In another statement, Representative Ronny Jackson said, “We have enough federal holidays right now. I just don’t see the reason in doing it.” Adding, “I don’t think it rises to the level I’m going to support it.”

A spokesperson for Representative Mo Brooks seems to cast his lack of support on a technicality, telling USA Today: “Congressman Brooks believes America should celebrate slaves gaining their freedom with a federal holiday but he doesn’t think June 19th is the appropriate day for the holiday. June 19th is significant to Texas but the day America celebrates slaves gaining their freedom should be on a day of national significance. The day the Emancipation Proclamation was signed, or the days the 13th, 14th or 15th amendments were passed, or the end of the Civil War would be more appropriate. He would also prefer that another federal holiday be eliminated to offset the $1 billion price tag associated with giving federal workers the day off.”
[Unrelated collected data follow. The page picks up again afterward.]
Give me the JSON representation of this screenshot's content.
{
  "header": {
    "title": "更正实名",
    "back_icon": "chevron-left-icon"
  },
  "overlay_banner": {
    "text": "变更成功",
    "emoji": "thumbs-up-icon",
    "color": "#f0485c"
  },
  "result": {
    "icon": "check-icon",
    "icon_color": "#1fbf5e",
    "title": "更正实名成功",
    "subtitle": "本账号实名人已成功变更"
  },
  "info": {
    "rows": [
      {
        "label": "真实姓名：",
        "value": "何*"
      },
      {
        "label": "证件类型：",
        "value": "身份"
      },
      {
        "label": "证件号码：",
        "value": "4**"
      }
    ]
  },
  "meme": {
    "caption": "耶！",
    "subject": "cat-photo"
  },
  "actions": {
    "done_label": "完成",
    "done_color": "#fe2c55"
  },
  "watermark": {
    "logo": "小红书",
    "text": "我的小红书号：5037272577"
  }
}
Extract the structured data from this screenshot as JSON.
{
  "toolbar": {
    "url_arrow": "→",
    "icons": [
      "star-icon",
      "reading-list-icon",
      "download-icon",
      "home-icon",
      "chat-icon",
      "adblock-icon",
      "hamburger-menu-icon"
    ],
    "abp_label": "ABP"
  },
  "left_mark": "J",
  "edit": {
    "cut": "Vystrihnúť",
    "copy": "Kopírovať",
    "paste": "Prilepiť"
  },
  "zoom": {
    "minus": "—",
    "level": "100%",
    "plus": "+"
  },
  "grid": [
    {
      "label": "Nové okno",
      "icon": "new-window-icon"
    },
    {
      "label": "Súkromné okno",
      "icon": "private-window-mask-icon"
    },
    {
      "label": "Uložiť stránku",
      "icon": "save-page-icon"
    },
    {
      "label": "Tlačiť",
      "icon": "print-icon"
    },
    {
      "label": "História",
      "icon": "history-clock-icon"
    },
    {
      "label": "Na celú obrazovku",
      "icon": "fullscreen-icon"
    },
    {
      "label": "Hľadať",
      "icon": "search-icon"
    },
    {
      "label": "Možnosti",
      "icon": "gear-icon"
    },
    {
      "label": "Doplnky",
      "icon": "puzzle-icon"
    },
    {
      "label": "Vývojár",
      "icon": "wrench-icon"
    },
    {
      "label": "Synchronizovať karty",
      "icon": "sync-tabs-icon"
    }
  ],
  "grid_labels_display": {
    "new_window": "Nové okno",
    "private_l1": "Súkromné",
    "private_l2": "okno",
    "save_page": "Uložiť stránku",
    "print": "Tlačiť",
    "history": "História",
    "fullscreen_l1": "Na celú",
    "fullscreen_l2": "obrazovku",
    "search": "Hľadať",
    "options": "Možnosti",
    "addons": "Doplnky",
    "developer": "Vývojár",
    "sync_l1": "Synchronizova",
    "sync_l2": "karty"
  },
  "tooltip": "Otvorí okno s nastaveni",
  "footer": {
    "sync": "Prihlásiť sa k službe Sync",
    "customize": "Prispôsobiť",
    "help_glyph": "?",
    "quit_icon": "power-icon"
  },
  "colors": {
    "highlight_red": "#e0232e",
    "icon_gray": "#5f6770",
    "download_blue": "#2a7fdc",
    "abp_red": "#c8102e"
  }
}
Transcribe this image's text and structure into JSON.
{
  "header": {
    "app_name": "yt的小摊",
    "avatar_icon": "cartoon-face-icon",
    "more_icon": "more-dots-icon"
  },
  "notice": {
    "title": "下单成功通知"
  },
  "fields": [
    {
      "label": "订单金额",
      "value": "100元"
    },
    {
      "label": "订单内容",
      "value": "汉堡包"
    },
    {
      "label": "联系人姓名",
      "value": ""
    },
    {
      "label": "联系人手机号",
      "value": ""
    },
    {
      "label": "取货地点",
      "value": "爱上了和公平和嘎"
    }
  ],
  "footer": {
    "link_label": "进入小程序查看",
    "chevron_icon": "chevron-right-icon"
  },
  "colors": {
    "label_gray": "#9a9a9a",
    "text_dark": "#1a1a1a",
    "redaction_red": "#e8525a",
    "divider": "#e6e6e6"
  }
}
While Juneteenth is a day of celebration, those who expect Black people to celebrate this day without nuance would be mistaken.

Alexander Taylor, Jr., a former resident of Louisiana currently residing in Oklahoma, has mixed views on Juneteenth. Taylor refers to himself as “blackish,” having not only African American but Native American ancestry. Taylor says when it comes to being Black, “That’s how the world sees me.” He says of Juneteenth that: “It’s good for us as a country, I guess. It’s a shame it took all this. But ‘yay.’ Ironically enough, I’m actually upset that there doesn’t seem to be a federal holiday for Native Americans. It seems to always go between the white people and the black people. You’re forgetting the indigenous people.”

He adds, “But yeah, as a country—400 years—you gave us the shortest month, I guess it’s great that we now have a federal holiday, too. But let’s be honest about it. These are breadcrumbs. I would give up this whole holiday if I didn’t have to work twice as hard in positions other people take for granted, or didn’t have to worry about walking down my neighborhood at night.

“This still avoids the question of a conversation we need. We still haven’t talked about how this country was built on blood and suffering. In Oklahoma, the governor signed a bill trying to remove that from history books. It was too divisive, apparently, to talk about what they call Critical Race Theory—which is also incorrect. Having a holiday is great and all, but as a country, we seem not okay dealing with the problem that led us here, but, yay, go America.”

Paris Tate, a Black woman and native to Southeastern, Louisiana concurs with Taylor. She says, “I was thinking about this today and it’s good to see Juneteenth is getting more recognition. A lot more people are aware of it than they were just a few years ago. With that being said, this says a lot about what we’re not being taught in school. I had never heard of Juneteenth until after high school. This is something that definitely needs to change in school, especially considering how some states are banning Critical Race Theory in schools, even though it’s a very big part of American history.”

Alex Jennings is a Black man, a New Orleans resident, and the author of the upcoming novel, “The Ballad of Perilous Graves” published by Orbit/Red Hook in the spring of 2022. He says of Juneteenth that, “For me, it’s a time of joy, and a chance to relax and have fun with family and friends–but its somber nature is never far from my mind. The idea that the black folks in Galveston didn’t learn about Emancipation until long after it had taken effect is a sober reminder of how easily the USA can leave us behind.”

Asked about how the USA is still leaving Black people behind, he says, “Economically, for one. The financial devastation in the wake of Covid-19 continues to be a heavy burden visited on the underclass – especially black and brown people. Families and individuals are still hurting, but the government believes that offering relief amounts to ‘paying people not to work.’ It’s one of the reasons we’re in the fix we’re in now. So, making Juneteenth a federal holiday doesn’t do nearly as much as police or social reform would.”

So the consensus, among Black people spoken to by Big Easy Magazine, seems to be that Juneteenth is nice and all, but America still has a very long way to go.